CPU and GPU convergence, no fixed pipeline. Larrabee, the DirectX11 compute shaders, or even the Playstation 3 Cell processor... GPUs are CPUs wannabe and viceversa. Stream programming, massive multithreading, functional programming and side effects. Are we going towards longer pipelines, programmable but fixed in their role, or are we going towards a new, unified computing platform that could be programmed to do graphics, among other things? Software rendering again? Exciting, but I'm also scared by its complexity, hardly I can imagine people optimizing their trifillers again.

One to one vertex-pixel ratio (to texel).
Infinite detail, John Olick (ID software, Siggraph 2008) and Jules Urbach
(ATI Cinema 2.0 and OTOY engine) generated a lot of hype as they used raytracing to achieve that goal. But the same can be done right now with realtime tassellation, this is also the way that DirectX 11 took. REYES could be intresting too, for sure the current quad based rasterization pipelines are a bottleneck with high geometrical densities.
Another problem is how the generate and to load the data for all that detail. Various options are available, acquisition from real world data and streaming, procedural generation, compression, each with its own set of problems and tradeoffs.

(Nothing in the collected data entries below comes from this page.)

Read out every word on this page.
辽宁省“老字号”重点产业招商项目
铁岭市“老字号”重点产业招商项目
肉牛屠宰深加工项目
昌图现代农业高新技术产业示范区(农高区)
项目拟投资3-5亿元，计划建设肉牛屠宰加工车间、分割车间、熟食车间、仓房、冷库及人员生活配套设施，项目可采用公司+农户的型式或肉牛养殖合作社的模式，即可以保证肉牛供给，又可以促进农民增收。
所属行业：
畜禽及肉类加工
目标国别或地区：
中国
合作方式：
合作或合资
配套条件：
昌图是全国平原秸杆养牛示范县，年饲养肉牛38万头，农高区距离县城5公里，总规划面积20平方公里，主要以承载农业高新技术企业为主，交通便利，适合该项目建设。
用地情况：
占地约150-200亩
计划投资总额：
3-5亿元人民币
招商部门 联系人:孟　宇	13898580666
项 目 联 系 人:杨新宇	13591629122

Just more of the same. More processing power, but nothing revolutionary. We don't need such a revolution, there's still a lot of things that we can't do due to lack of processing power and the rising amounts of pixels to be pushed (HD, 60hz is not easy at all). Also, we still have to solve the uncanny valley problem, and this should shift our attention, even as a rendering enginners, outside the graphics realm (see this neat presentation of NVision08).

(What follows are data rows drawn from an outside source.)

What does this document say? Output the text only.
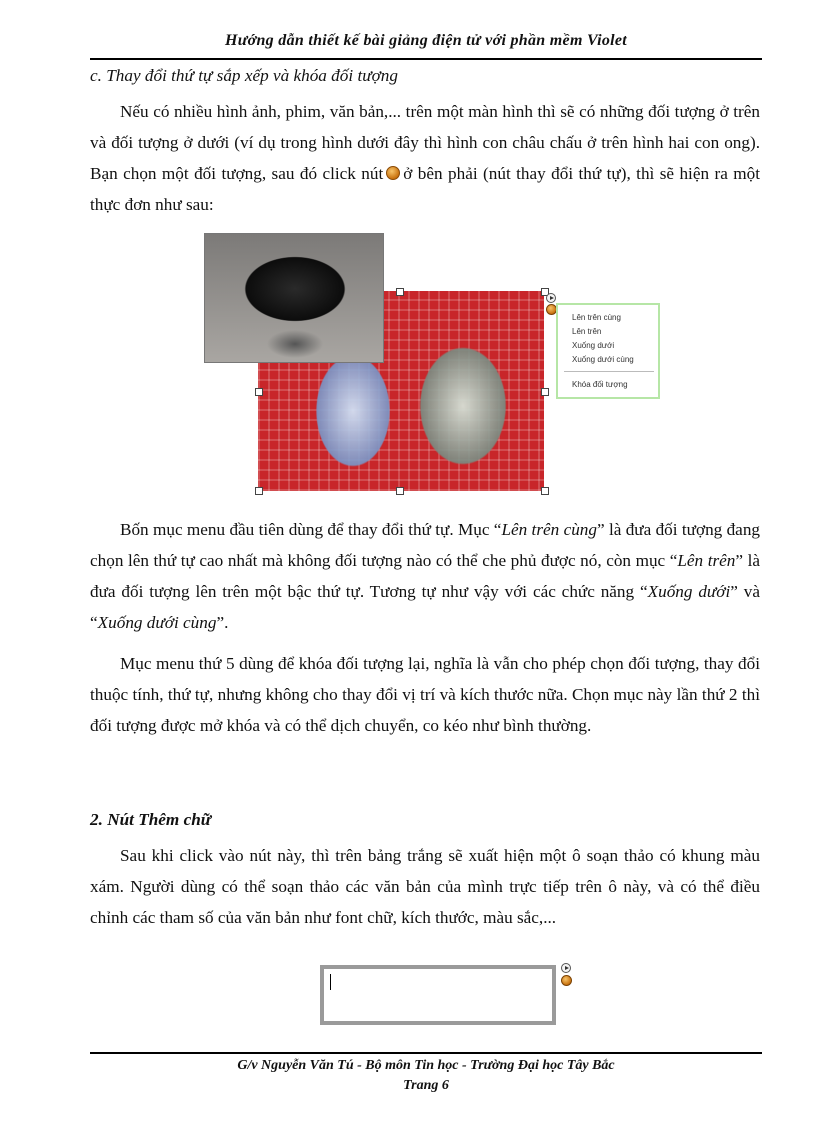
Hướng dẫn thiết kế bài giảng điện tử với phần mềm Violet
c. Thay đổi thứ tự sắp xếp và khóa đối tượng

Nếu có nhiều hình ảnh, phim, văn bản,... trên một màn hình thì sẽ có những đối tượng ở trên và đối tượng ở dưới (ví dụ trong hình dưới đây thì hình con châu chấu ở trên hình hai con ong). Bạn chọn một đối tượng, sau đó click nút ở bên phải (nút thay đổi thứ tự), thì sẽ hiện ra một thực đơn như sau:

Lên trên cùng
Lên trên
Xuống dưới
Xuống dưới cùng
Khóa đối tượng

Bốn mục menu đầu tiên dùng để thay đổi thứ tự. Mục “Lên trên cùng” là đưa đối tượng đang chọn lên thứ tự cao nhất mà không đối tượng nào có thể che phủ được nó, còn mục “Lên trên” là đưa đối tượng lên trên một bậc thứ tự. Tương tự như vậy với các chức năng “Xuống dưới” và “Xuống dưới cùng”.

Mục menu thứ 5 dùng để khóa đối tượng lại, nghĩa là vẫn cho phép chọn đối tượng, thay đổi thuộc tính, thứ tự, nhưng không cho thay đổi vị trí và kích thước nữa. Chọn mục này lần thứ 2 thì đối tượng được mở khóa và có thể dịch chuyển, co kéo như bình thường.

2. Nút Thêm chữ

Sau khi click vào nút này, thì trên bảng trắng sẽ xuất hiện một ô soạn thảo có khung màu xám. Người dùng có thể soạn thảo các văn bản của mình trực tiếp trên ô này, và có thể điều chỉnh các tham số của văn bản như font chữ, kích thước, màu sắc,...

G/v Nguyễn Văn Tú - Bộ môn Tin học - Trường Đại học Tây Bắc
Trang 6
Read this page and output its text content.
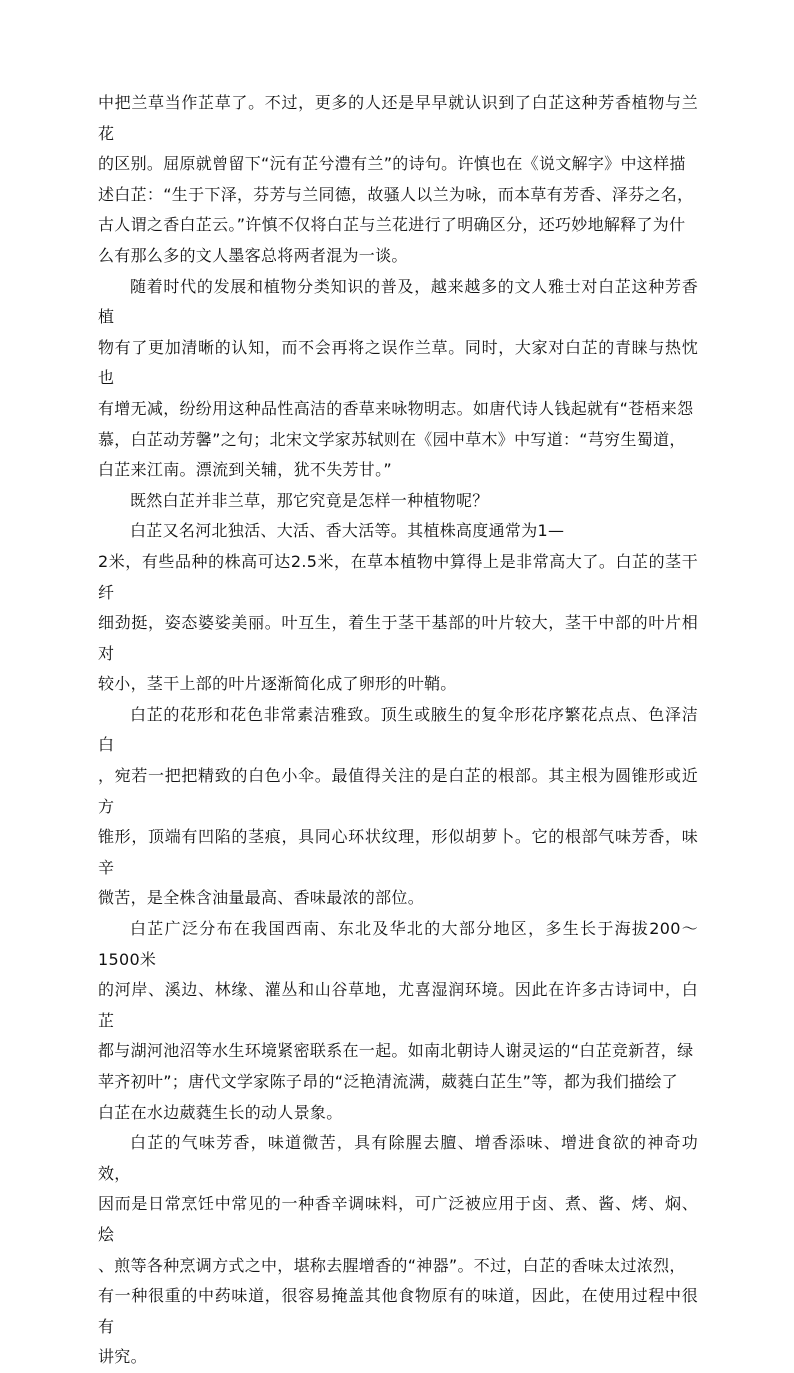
中把兰草当作芷草了。不过，更多的人还是早早就认识到了白芷这种芳香植物与兰花
的区别。屈原就曾留下“沅有芷兮澧有兰”的诗句。许慎也在《说文解字》中这样描
述白芷：“生于下泽，芬芳与兰同德，故骚人以兰为咏，而本草有芳香、泽芬之名，
古人谓之香白芷云。”许慎不仅将白芷与兰花进行了明确区分，还巧妙地解释了为什
么有那么多的文人墨客总将两者混为一谈。

随着时代的发展和植物分类知识的普及，越来越多的文人雅士对白芷这种芳香植
物有了更加清晰的认知，而不会再将之误作兰草。同时，大家对白芷的青睐与热忱也
有增无减，纷纷用这种品性高洁的香草来咏物明志。如唐代诗人钱起就有“苍梧来怨
慕，白芷动芳馨”之句；北宋文学家苏轼则在《园中草木》中写道：“芎穷生蜀道，
白芷来江南。漂流到关辅，犹不失芳甘。”

既然白芷并非兰草，那它究竟是怎样一种植物呢？

白芷又名河北独活、大活、香大活等。其植株高度通常为1—
2米，有些品种的株高可达2.5米，在草本植物中算得上是非常高大了。白芷的茎干纤
细劲挺，姿态婆娑美丽。叶互生，着生于茎干基部的叶片较大，茎干中部的叶片相对
较小，茎干上部的叶片逐渐简化成了卵形的叶鞘。

白芷的花形和花色非常素洁雅致。顶生或腋生的复伞形花序繁花点点、色泽洁白
，宛若一把把精致的白色小伞。最值得关注的是白芷的根部。其主根为圆锥形或近方
锥形，顶端有凹陷的茎痕，具同心环状纹理，形似胡萝卜。它的根部气味芳香，味辛
微苦，是全株含油量最高、香味最浓的部位。

白芷广泛分布在我国西南、东北及华北的大部分地区，多生长于海拔200～1500米
的河岸、溪边、林缘、灌丛和山谷草地，尤喜湿润环境。因此在许多古诗词中，白芷
都与湖河池沼等水生环境紧密联系在一起。如南北朝诗人谢灵运的“白芷竞新苕，绿
苹齐初叶”；唐代文学家陈子昂的“泛艳清流满，葳蕤白芷生”等，都为我们描绘了
白芷在水边葳蕤生长的动人景象。

白芷的气味芳香，味道微苦，具有除腥去膻、增香添味、增进食欲的神奇功效，
因而是日常烹饪中常见的一种香辛调味料，可广泛被应用于卤、煮、酱、烤、焖、烩
、煎等各种烹调方式之中，堪称去腥增香的“神器”。不过，白芷的香味太过浓烈，
有一种很重的中药味道，很容易掩盖其他食物原有的味道，因此，在使用过程中很有
讲究。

And the last one, that I had to add to have something to vote by myself:

Don't care, we don't need more hardware.
The next revolution won't be about algorithms or hardware, but about tools and methodologies. We are just now beginning to discover what are colors (linear color rendering, gamma correction etc), we still don't know what normals are (filtering, normalmapping), and we're far from having a good understanding of BRDF, of its parameters, of physical based rendering. We make too many errors, and add hacks and complexity in order to correct them, visually. Complexity is going out of control, we have too much of everything and too slow iteration times. There's much to improve to really enter a "next" generation.


4 comments:

levelofdetail said...

It is my experience, at least with ATI hardware/drivers, that premature optimization at the shader level has no or negative performance impact. It is even worth trying to turn off fxc optimizations and examining registers used, alu:tex ratios, etc using something like GPUShaderAnalyzer. I would definitely recommend that you never try to vectorize yourself in the shader.

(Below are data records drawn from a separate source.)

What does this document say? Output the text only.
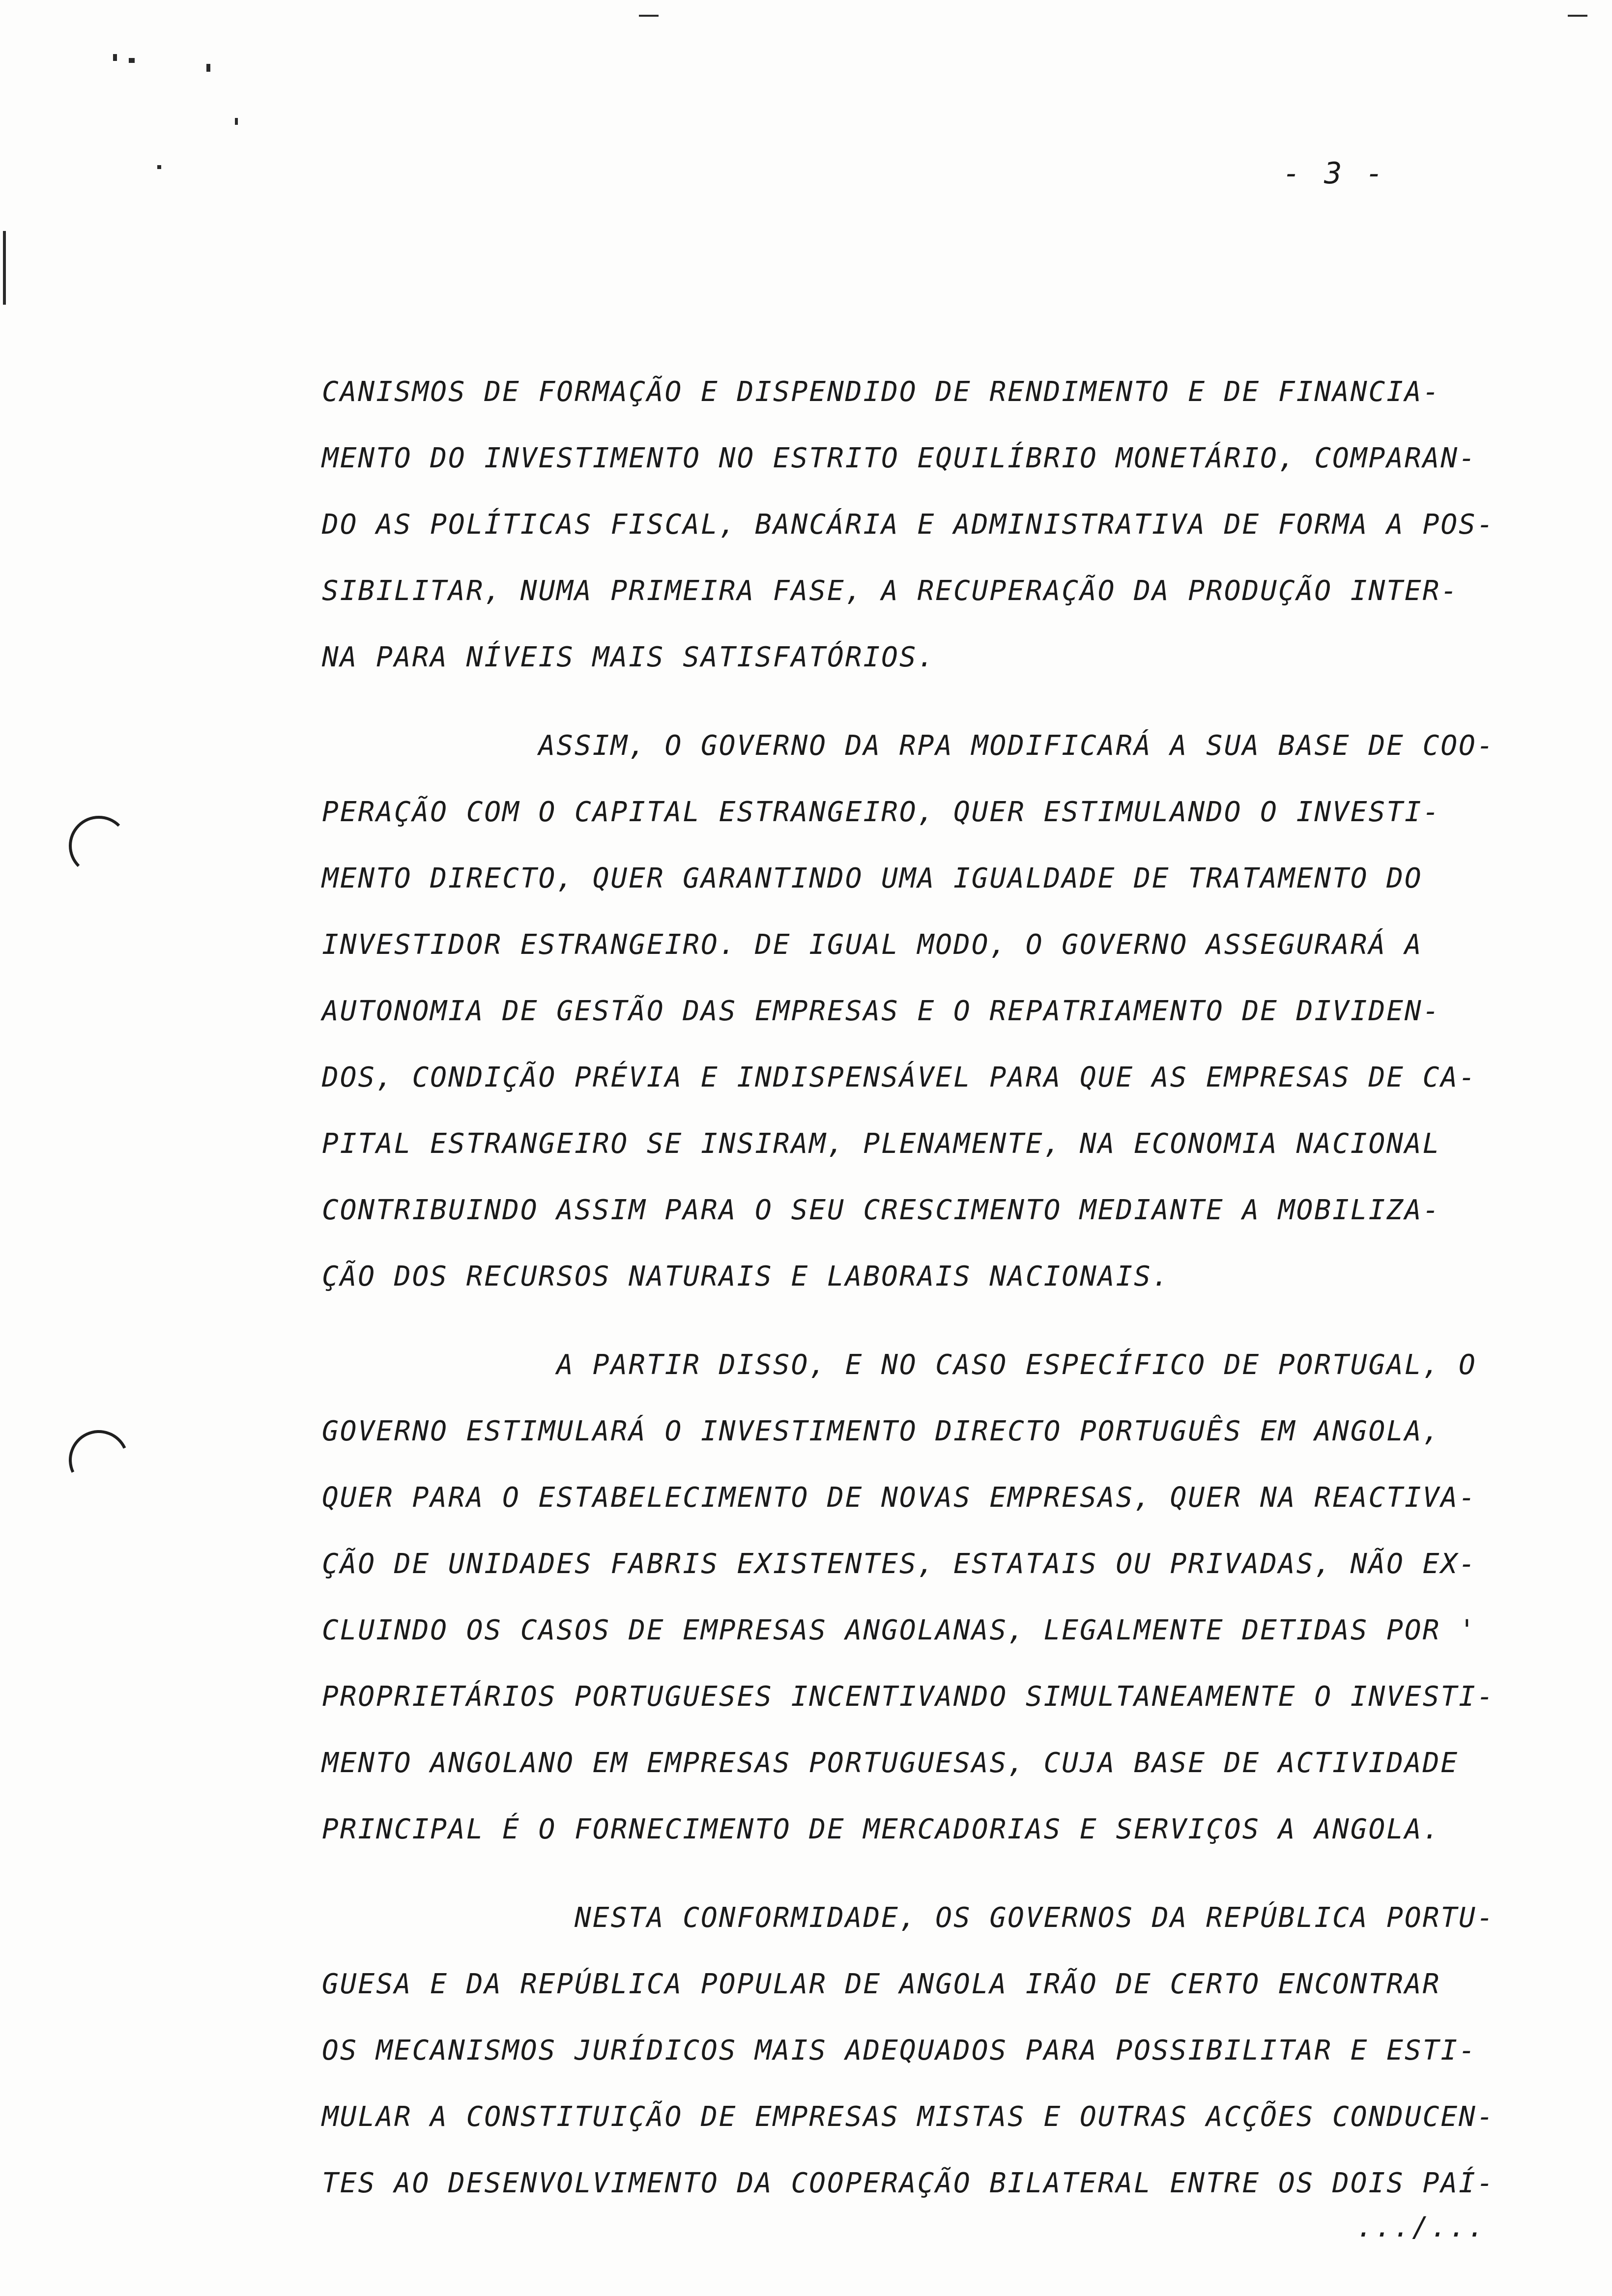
- 3 -
CANISMOS DE FORMAÇÃO E DISPENDIDO DE RENDIMENTO E DE FINANCIA-
MENTO DO INVESTIMENTO NO ESTRITO EQUILÍBRIO MONETÁRIO, COMPARAN-
DO AS POLÍTICAS FISCAL, BANCÁRIA E ADMINISTRATIVA DE FORMA A POS-
SIBILITAR, NUMA PRIMEIRA FASE, A RECUPERAÇÃO DA PRODUÇÃO INTER-
NA PARA NÍVEIS MAIS SATISFATÓRIOS.
ASSIM, O GOVERNO DA RPA MODIFICARÁ A SUA BASE DE COO-
PERAÇÃO COM O CAPITAL ESTRANGEIRO, QUER ESTIMULANDO O INVESTI-
MENTO DIRECTO, QUER GARANTINDO UMA IGUALDADE DE TRATAMENTO DO
INVESTIDOR ESTRANGEIRO. DE IGUAL MODO, O GOVERNO ASSEGURARÁ A
AUTONOMIA DE GESTÃO DAS EMPRESAS E O REPATRIAMENTO DE DIVIDEN-
DOS, CONDIÇÃO PRÉVIA E INDISPENSÁVEL PARA QUE AS EMPRESAS DE CA-
PITAL ESTRANGEIRO SE INSIRAM, PLENAMENTE, NA ECONOMIA NACIONAL
CONTRIBUINDO ASSIM PARA O SEU CRESCIMENTO MEDIANTE A MOBILIZA-
ÇÃO DOS RECURSOS NATURAIS E LABORAIS NACIONAIS.
A PARTIR DISSO, E NO CASO ESPECÍFICO DE PORTUGAL, O
GOVERNO ESTIMULARÁ O INVESTIMENTO DIRECTO PORTUGUÊS EM ANGOLA,
QUER PARA O ESTABELECIMENTO DE NOVAS EMPRESAS, QUER NA REACTIVA-
ÇÃO DE UNIDADES FABRIS EXISTENTES, ESTATAIS OU PRIVADAS, NÃO EX-
CLUINDO OS CASOS DE EMPRESAS ANGOLANAS, LEGALMENTE DETIDAS POR '
PROPRIETÁRIOS PORTUGUESES INCENTIVANDO SIMULTANEAMENTE O INVESTI-
MENTO ANGOLANO EM EMPRESAS PORTUGUESAS, CUJA BASE DE ACTIVIDADE
PRINCIPAL É O FORNECIMENTO DE MERCADORIAS E SERVIÇOS A ANGOLA.
NESTA CONFORMIDADE, OS GOVERNOS DA REPÚBLICA PORTU-
GUESA E DA REPÚBLICA POPULAR DE ANGOLA IRÃO DE CERTO ENCONTRAR
OS MECANISMOS JURÍDICOS MAIS ADEQUADOS PARA POSSIBILITAR E ESTI-
MULAR A CONSTITUIÇÃO DE EMPRESAS MISTAS E OUTRAS ACÇÕES CONDUCEN-
TES AO DESENVOLVIMENTO DA COOPERAÇÃO BILATERAL ENTRE OS DOIS PAÍ-
.../...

But I have heard of getting better compiled shaders by rearranging instructions on other hardware/drivers.

DEADC0DE said...

lod: Reordering is unpredictable on PC as the final shader depends on the driver and the graphics card. On consoles on the other hand is not.
I don't really understand your comment on vectorization. What do you mean? Properly arranging operations into vectors is a good practice, and also hardware vendors recommend it.

Robin said...

future graphics generations. I agree that the next step is algorithmic - realtime GI isn't about more flops, it's about directing the flops we've got to the right buckets. Surfels are just the beginning, and Surfels don't care whether they're rasterized or raytraced. It's all about the visibility form factor and the cosine term.

Ultrano said...

My uneducated guess:
Somewhat more of the same, but with improvements on memory-bandwidth.
- Larger caches
- single-cycle copy of vtx-attrib onto varyings.
- maybe tiles, to do more tri-setups than the current 1-per-cycle.
- more aggressive z-culling, keep the depth-buffer in cache, reduce units back from 3x3 to 2x2; facilitate fast rough occlusion queries
- introduce StaticMesh objects, that contain VB/shader/texture/OBB binds - and do rough occlusion-culling with the OBB before any vb/sh/tex setup and rasterizing.
- let textures in textureArrays have different sizes and formats.